DNA binding does not influence the conformation of L4 and L4-MRE11. A and B, SAXS of the L4-MRE11 heterotetramer (A) or the L4-MRE11 heterotetramer (B) in the presence of DNA in reactions containing (25 μm) protein and no ion (black), no nucleotide (blue), 200 μm ADP (Mg²⁺) (red), or 200 μm ATP (Mg²⁺) (green). The plot is of log intensity versus scattering vector (q)/Å. C and D, a plot of the relative protein concentration versus the sedimentation coefficient corrected for water at 20 °C (s_20,w) of the L4-MRE11 heterotetramer (C) or the L4-MRE11 heterotetramer in the presence of DNA (D) and in the presence (green) or the absence (blue) of ATP (Mg²⁺).
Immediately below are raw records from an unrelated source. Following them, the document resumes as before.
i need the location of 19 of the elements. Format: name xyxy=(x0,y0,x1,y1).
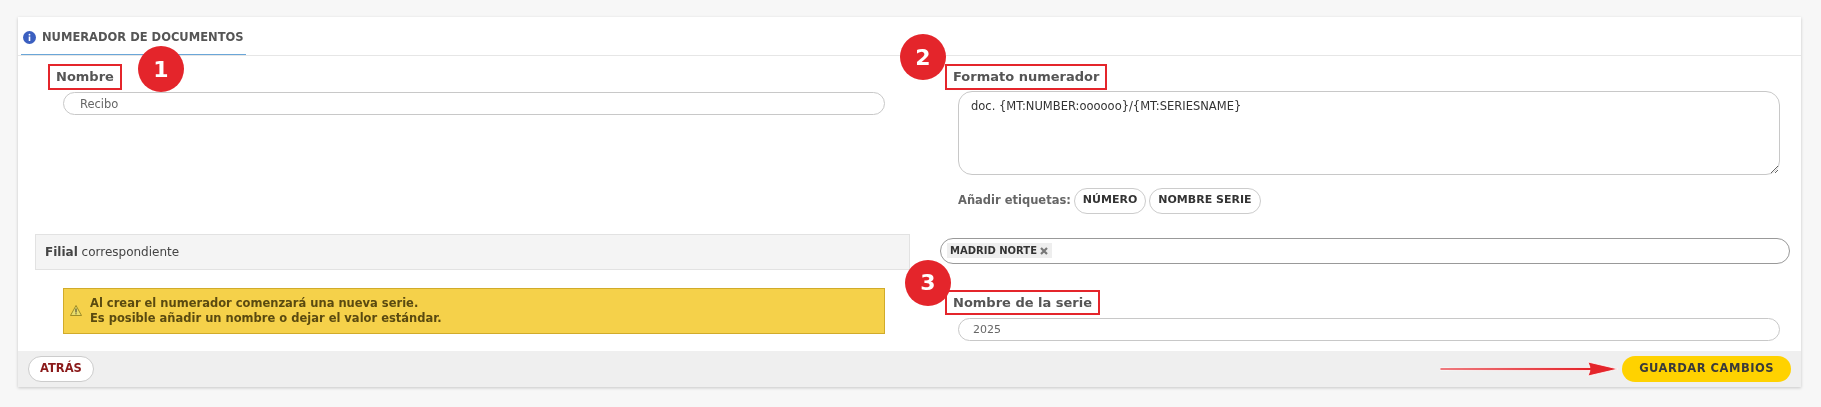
warning-icon xyxy=(70,305,82,316)
annotation-badge: 3 xyxy=(905,259,951,306)
name-input[interactable]: Recibo xyxy=(63,92,885,115)
branch-label: Filial correspondiente xyxy=(35,233,910,270)
save-button[interactable]: GUARDAR CAMBIOS xyxy=(1622,356,1791,382)
alert-text: Es posible añadir un nombre o dejar el valor estándar. xyxy=(90,310,442,326)
branch-chip: MADRID NORTE xyxy=(947,243,1052,258)
series-input[interactable]: 2025 xyxy=(958,318,1780,341)
alert-text: Al crear el numerador comenzará una nueva serie. xyxy=(90,295,420,311)
info-icon xyxy=(23,31,36,44)
annotation-badge: 1 xyxy=(138,46,184,92)
back-button[interactable]: ATRÁS xyxy=(28,356,94,382)
field-label: Formato numerador xyxy=(945,64,1108,90)
field-label: Nombre xyxy=(48,64,122,90)
field-label: Nombre de la serie xyxy=(945,289,1101,315)
tags-label: Añadir etiquetas: xyxy=(958,191,1071,209)
format-textarea[interactable]: doc. {MT:NUMBER:oooooo}/{MT:SERIESNAME} xyxy=(958,90,1780,175)
close-icon[interactable] xyxy=(1038,245,1049,256)
annotation-badge: 2 xyxy=(900,34,946,80)
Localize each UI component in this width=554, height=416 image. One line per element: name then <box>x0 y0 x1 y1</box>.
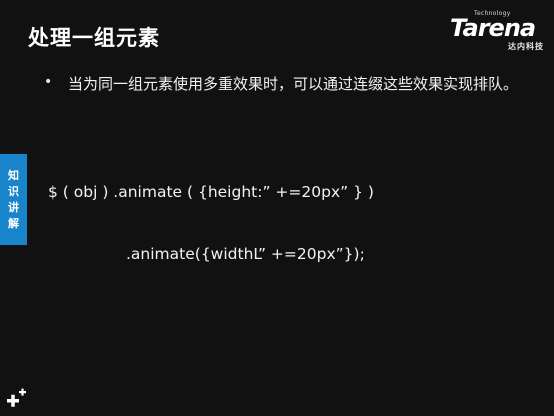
side-tab-char: 讲 <box>8 200 19 214</box>
side-tab-char: 识 <box>8 184 19 198</box>
slide: 处理一组元素 Technology Tarena 达内科技 • 当为同一组元素使… <box>0 0 554 416</box>
side-tab-char: 知 <box>8 168 19 182</box>
bullet-dot-icon: • <box>44 74 53 90</box>
bullet-item: • 当为同一组元素使用多重效果时，可以通过连缀这些效果实现排队。 <box>44 72 534 96</box>
code-line-2: .animate({widthL” +=20px”}); <box>126 245 365 263</box>
code-line-1: $ ( obj ) .animate ( {height:” +=20px” }… <box>48 183 374 201</box>
code-block: $ ( obj ) .animate ( {height:” +=20px” }… <box>48 143 374 303</box>
side-tab-char: 解 <box>8 216 19 230</box>
logo-main-text: Tarena <box>450 14 536 42</box>
tarena-logo: Technology Tarena 达内科技 <box>448 10 546 52</box>
plus-sparkle-icon <box>7 388 26 407</box>
bullet-text: 当为同一组元素使用多重效果时，可以通过连缀这些效果实现排队。 <box>68 75 519 93</box>
side-tab-knowledge: 知 识 讲 解 <box>0 154 27 245</box>
logo-sub-text: 达内科技 <box>508 42 544 51</box>
slide-title: 处理一组元素 <box>28 26 160 50</box>
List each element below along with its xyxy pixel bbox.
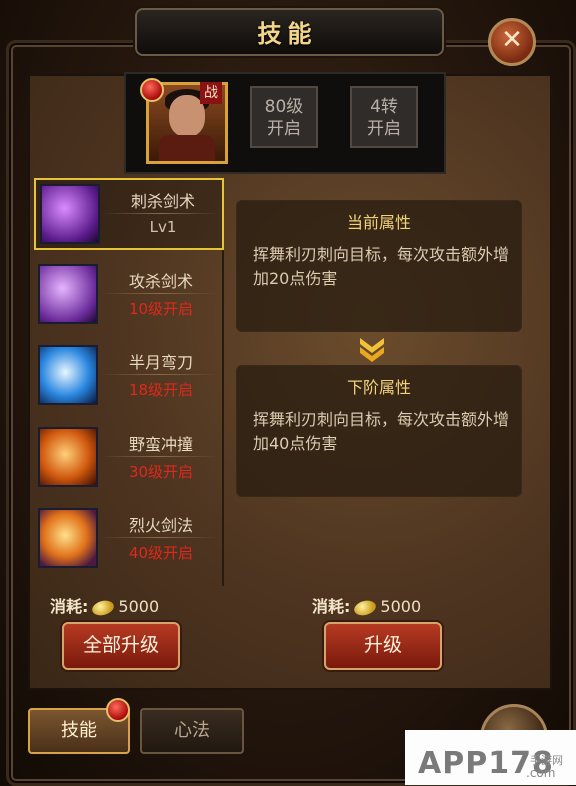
flame-sword-icon <box>38 508 98 568</box>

Red indicates the (s_20,w) for 40-bp double-stranded DNA in the absence of protein. E and F, the open complex binds best to DNA. L4 or L4-MRE11 binding to a 2 nm 5′-FITC-labeled single strand of 40 nucleotides (supplemental sequences, 40 bot-FITC) or double-stranded DNA of 40 base pairs (supplemental sequences, 40 bot and 40 top) was measured by fluorescence anisotropy. Shown is anisotropy versus protein concentration. DNA was incubated with the indicated amount of protein (expressed as concentration of ATP binding sites) for 5 min at 25 °C in a 20-μl reaction volume. The samples contained 5 mm MgCl₂ or MnCl₂ and 200 μm ATP as indicated. Anisotropy was measured in a TECAN plate reader using excitation and emission wavelengths of 470 and 522 nm, respectively. Data were fit (solid lines) to the Langmuir isotherm.